Read more from the article:
. . .Nevertheless, Treasury has always been the premier economic agency of the government. Generally speaking, the Treasury secretary is the administration's principal economic spokesman, and the department attracts the best and brightest of those with an economic bent who wish to serve in government. This was especially the case during the Clinton administration, which had an extremely high level of talent at Treasury.
The department's expertise has been sorely missed during the Social Security reform debate. It is now clear that the White House put insufficient resources into developing its proposal -- such as it is, with no detailed plan yet on the table. As chairman of the board of trustees of the Social Security system, the Treasury secretary ought to have been at the forefront of developing this plan. Instead, he has been used only as a salesman.
Today, Treasury has fallen on hard times. The first secretary of the Bush administration, Paul O'Neill, was summarily fired for reasons that are still unclear. The current secretary, John Snow, was publicly humiliated when the White House let it be known that it was searching for a replacement last year. Snow was retained only because the White House apparently couldn't find who it was looking for.

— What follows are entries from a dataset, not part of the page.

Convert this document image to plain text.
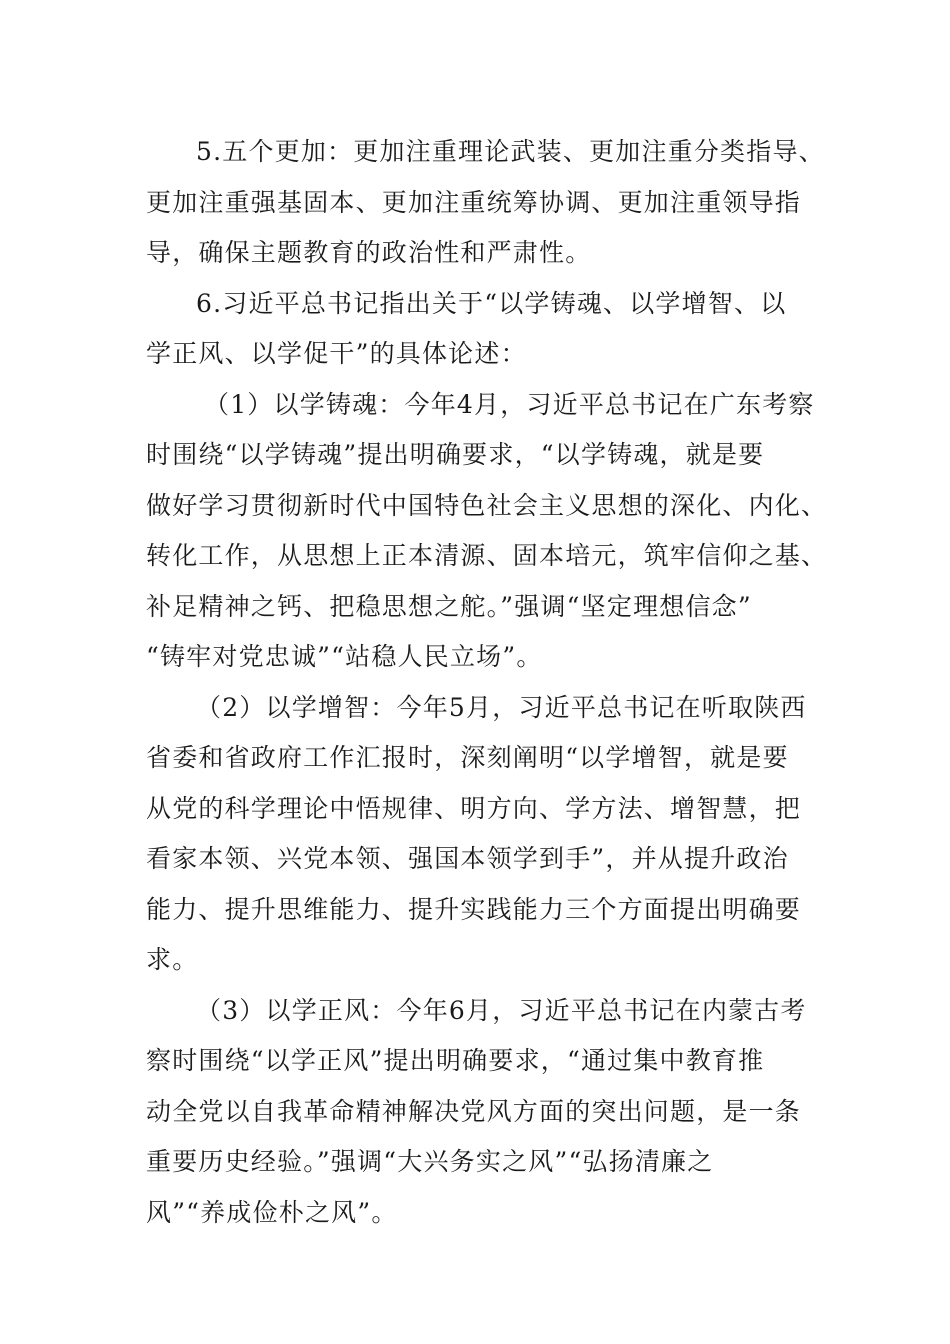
5.五个更加：更加注重理论武装、更加注重分类指导、
更加注重强基固本、更加注重统筹协调、更加注重领导指
导，确保主题教育的政治性和严肃性。
6.习近平总书记指出关于“以学铸魂、以学增智、以
学正风、以学促干”的具体论述：
（1）以学铸魂：今年4月，习近平总书记在广东考察
时围绕“以学铸魂”提出明确要求，“以学铸魂，就是要
做好学习贯彻新时代中国特色社会主义思想的深化、内化、
转化工作，从思想上正本清源、固本培元，筑牢信仰之基、
补足精神之钙、把稳思想之舵。”强调“坚定理想信念”
“铸牢对党忠诚”“站稳人民立场”。
（2）以学增智：今年5月，习近平总书记在听取陕西
省委和省政府工作汇报时，深刻阐明“以学增智，就是要
从党的科学理论中悟规律、明方向、学方法、增智慧，把
看家本领、兴党本领、强国本领学到手”，并从提升政治
能力、提升思维能力、提升实践能力三个方面提出明确要
求。
（3）以学正风：今年6月，习近平总书记在内蒙古考
察时围绕“以学正风”提出明确要求，“通过集中教育推
动全党以自我革命精神解决党风方面的突出问题，是一条
重要历史经验。”强调“大兴务实之风”“弘扬清廉之
风”“养成俭朴之风”。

. . . All power is centralized in the White House, and the department really has no control over the issues that are its responsibility. According to the new issue of International Economy magazine, White House Chief of Staff Andrew Card, Deputy Chief of Staff Karl Rove, and Office of Management and Budget Director Joshua Bolten make all economic policy decisions. The Treasury secretary is not
. . .The problem is that we have a Treasury Department for a reason. It fulfills a necessary governmental function even in a minimalist state. One of these days, we may have some sort of financial crisis that will demand the full use of Treasury's expertise. I just hope there is someone there to answer the phone when that day comes.
(Bruce Bartlett is a senior fellow at the National Center for Policy Analysis, and a principal architect of supply side economics under the Reagan administration.)